“从刚刚开始我就想问了。”贺玠捏住鸭子嘴道,“你们对裴宗主的敌意,究竟来自什么?能否对我细细道来?”
唐枫支开一点门缝,向外面窥视,半晌又轻轻关上门。
“那你可得问他本人了。”唐枫道,“我也很想知道,他当时到底为什么要做那种事。”
于是贺玠又抱着鸭子看向裴尊礼,嘴角噙着笑。
他是完完全全信任裴尊礼的。虽说现在的他的确当着自己的面斩杀了不少妖兽,但那些全部都是害人不浅的恶妖,当诛之。
恶妖当斩,善妖当救。这是陵光神君教导自己的理念,而身为裴尊礼幼时师父的自己,也一定是让他以这句话自居。哪怕现在的自己记忆还不完整,但他也清楚记得裴尊礼小时候的样子。那么勤奋,那么努力,那么善良,那么懂事……每当他用那双眨巴的漂亮眼睛看向自己的时候,贺玠觉得整颗心都软了。他想要什么都不忍拒绝。
“他不可能做什么伤天害理的事情。”贺玠脑中想着小时候的裴宗主,笃定地点头道。
唐枫道:“你才认识他多久?士别三日当刮目相。人类寿命短暂,三日就能发生天翻地覆的变化。你又怎么知道曾经的他和现在的他是不是同一个人?”
贺玠捏了捏小鸭子的双脚,听到身边叮一声轻响。
裴尊礼没有说话,也没有看唐枫,只是缓缓搓动着澡墨上的玉饰,垂眼不知道在想什么。
坏了,这是让他糟心了。贺玠面不改色地探手捏住裴尊礼的手腕,轻轻晃了晃。
裴尊礼一愣,看向扯着自己袖口的手指发出微叹。
“怎么了?”他轻声道。
别听——贺玠用大开大合的口型说道。
裴尊礼轻弯眼睛,摇摇头:“我没有生气。我只是在想她到底说的是什么事。”
对,就是这副眉眼!贺玠直勾勾盯着他的双眸。可这次他的心没有酸软,反而无章地狂跳了三下。
不对不对。贺玠慌忙低下头。不该是这种感觉。唐枫说得没错,士别三日当刮目相。自己现在已经不能把他和过去那个男孩当成同一人看待了。

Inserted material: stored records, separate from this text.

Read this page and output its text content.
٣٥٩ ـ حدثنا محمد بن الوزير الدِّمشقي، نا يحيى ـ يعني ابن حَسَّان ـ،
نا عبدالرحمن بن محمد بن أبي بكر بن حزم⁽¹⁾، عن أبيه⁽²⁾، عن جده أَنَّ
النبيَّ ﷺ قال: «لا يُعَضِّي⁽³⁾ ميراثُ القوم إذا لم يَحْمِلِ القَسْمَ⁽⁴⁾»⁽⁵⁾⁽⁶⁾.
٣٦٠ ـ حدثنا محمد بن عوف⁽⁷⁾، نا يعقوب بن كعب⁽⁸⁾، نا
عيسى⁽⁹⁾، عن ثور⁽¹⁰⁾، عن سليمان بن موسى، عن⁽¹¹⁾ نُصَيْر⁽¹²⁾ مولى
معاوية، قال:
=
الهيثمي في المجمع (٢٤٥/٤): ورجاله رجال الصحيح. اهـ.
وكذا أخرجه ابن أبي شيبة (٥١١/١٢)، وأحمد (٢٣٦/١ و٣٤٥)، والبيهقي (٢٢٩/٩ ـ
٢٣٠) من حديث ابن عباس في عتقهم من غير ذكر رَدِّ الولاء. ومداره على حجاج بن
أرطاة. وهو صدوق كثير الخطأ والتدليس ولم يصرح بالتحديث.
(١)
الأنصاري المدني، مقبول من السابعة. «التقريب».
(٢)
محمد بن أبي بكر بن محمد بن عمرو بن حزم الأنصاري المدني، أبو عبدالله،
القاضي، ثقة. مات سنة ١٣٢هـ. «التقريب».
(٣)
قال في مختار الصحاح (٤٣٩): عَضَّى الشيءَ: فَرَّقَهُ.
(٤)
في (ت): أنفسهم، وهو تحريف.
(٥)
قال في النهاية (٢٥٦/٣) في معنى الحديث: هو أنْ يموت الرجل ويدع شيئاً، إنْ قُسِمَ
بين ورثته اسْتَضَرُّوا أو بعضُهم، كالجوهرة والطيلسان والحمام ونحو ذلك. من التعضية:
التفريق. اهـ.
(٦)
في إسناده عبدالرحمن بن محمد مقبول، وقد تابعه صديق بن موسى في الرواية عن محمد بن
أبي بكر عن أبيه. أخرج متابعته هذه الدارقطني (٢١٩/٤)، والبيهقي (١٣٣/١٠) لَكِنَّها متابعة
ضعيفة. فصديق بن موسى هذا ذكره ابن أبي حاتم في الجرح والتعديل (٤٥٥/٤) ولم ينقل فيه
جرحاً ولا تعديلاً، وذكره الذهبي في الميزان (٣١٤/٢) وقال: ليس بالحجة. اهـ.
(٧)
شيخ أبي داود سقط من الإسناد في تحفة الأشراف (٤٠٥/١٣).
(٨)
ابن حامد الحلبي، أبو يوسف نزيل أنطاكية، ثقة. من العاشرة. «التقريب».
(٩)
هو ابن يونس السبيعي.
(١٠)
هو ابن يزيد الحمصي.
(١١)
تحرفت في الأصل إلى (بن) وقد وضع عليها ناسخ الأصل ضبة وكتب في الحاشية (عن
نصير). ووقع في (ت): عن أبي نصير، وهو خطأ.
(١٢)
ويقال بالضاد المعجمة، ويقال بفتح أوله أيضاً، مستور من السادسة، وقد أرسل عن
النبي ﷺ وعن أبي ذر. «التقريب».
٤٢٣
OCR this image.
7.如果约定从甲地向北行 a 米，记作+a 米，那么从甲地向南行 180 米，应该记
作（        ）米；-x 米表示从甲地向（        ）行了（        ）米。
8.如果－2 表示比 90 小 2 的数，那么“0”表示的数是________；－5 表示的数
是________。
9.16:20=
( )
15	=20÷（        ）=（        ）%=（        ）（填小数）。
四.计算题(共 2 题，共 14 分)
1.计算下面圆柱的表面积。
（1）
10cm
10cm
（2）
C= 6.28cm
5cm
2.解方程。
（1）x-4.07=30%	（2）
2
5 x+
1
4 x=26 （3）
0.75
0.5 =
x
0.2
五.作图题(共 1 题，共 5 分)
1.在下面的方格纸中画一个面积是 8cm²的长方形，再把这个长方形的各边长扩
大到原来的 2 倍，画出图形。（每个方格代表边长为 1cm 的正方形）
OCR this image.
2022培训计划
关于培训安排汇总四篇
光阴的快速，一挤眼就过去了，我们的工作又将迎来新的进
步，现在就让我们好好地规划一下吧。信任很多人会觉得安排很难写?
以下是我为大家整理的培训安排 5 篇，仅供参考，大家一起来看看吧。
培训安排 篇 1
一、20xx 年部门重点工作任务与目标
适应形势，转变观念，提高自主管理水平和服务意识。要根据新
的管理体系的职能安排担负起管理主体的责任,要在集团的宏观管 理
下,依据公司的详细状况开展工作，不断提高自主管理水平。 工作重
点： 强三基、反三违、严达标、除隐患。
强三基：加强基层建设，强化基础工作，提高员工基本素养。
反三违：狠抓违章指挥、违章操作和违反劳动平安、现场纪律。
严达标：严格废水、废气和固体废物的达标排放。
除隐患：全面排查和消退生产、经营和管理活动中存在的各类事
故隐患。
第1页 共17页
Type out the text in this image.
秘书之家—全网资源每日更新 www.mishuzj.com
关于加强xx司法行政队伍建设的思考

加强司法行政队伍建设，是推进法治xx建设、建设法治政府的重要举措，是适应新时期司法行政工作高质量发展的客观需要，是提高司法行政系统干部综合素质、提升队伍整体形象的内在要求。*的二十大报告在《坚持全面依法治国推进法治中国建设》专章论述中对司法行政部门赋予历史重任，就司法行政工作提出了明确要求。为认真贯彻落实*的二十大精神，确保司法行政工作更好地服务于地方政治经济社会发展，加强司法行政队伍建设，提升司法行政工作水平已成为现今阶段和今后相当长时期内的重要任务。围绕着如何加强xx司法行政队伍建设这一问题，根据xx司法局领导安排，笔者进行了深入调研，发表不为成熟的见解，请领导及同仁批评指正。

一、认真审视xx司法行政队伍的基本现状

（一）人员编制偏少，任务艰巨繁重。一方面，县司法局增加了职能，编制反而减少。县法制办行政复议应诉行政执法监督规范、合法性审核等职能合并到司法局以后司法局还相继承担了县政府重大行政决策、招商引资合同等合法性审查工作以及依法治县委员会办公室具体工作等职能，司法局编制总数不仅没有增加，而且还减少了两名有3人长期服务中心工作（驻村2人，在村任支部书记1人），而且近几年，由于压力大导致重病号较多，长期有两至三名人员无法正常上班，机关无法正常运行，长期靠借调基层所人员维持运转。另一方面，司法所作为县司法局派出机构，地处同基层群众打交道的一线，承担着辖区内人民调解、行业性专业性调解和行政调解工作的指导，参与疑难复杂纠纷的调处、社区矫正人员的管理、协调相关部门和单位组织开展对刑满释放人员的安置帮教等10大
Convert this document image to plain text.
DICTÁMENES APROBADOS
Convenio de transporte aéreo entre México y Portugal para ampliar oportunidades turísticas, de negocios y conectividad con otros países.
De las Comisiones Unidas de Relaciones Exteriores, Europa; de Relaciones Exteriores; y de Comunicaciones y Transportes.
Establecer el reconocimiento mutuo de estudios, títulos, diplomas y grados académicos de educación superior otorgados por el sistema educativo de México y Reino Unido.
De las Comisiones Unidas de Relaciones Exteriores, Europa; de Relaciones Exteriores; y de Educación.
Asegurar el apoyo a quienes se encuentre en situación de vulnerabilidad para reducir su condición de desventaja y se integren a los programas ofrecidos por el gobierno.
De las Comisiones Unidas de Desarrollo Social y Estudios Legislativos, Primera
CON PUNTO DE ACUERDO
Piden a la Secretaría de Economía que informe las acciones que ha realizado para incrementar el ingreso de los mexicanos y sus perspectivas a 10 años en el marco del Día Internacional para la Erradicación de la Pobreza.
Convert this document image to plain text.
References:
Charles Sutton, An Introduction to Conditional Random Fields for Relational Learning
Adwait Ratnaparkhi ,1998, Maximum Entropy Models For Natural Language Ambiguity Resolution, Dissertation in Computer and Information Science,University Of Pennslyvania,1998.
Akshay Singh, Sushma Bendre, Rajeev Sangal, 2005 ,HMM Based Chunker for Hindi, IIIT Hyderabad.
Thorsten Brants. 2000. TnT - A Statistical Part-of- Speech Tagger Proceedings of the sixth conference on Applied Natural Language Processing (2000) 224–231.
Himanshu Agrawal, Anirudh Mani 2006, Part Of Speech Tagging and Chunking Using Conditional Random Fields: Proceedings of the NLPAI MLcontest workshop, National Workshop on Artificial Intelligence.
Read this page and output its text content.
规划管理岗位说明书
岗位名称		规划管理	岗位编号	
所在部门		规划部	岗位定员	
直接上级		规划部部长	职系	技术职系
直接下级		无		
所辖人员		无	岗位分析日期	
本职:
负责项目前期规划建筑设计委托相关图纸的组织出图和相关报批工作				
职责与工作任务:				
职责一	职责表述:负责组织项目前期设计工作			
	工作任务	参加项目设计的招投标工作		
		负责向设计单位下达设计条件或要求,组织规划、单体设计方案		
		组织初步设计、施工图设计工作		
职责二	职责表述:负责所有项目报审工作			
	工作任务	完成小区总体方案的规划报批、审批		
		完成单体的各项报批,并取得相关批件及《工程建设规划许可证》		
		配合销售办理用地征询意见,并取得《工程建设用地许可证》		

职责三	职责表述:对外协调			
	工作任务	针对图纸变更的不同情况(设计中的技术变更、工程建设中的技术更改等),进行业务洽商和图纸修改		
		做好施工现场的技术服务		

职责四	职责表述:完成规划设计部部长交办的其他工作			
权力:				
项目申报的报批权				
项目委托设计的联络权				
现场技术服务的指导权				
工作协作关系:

“想不起来吗?”唐枫突然道,“那我帮您回忆一下也无妨。”
她站起身,手上不断抛起那个门锁:“你可否还记得,十八年前这条河里发生的事情?”
“这条河?”裴尊礼抬眼,“你说死门河吗?”
“你们现在是这样称呼它的?”唐枫淡淡道,“那倒也真是相配。”
裴尊礼神色愈发阴狠:“你到底想说……”
“我记得,当时我和你见过一面。”唐枫打断他,仰头靠在门上,“就在这里河边。我还告诉你,让你一定不要妄图背叛你的鹤妖师父。”
贺玠猛一抬头,而后又慌张低下去装作听不懂。
还有这码子事?是什么时候?是自己给庄霂言解毒那会儿,托裴尊礼去找从笼楼逃脱的江祈那会儿吗?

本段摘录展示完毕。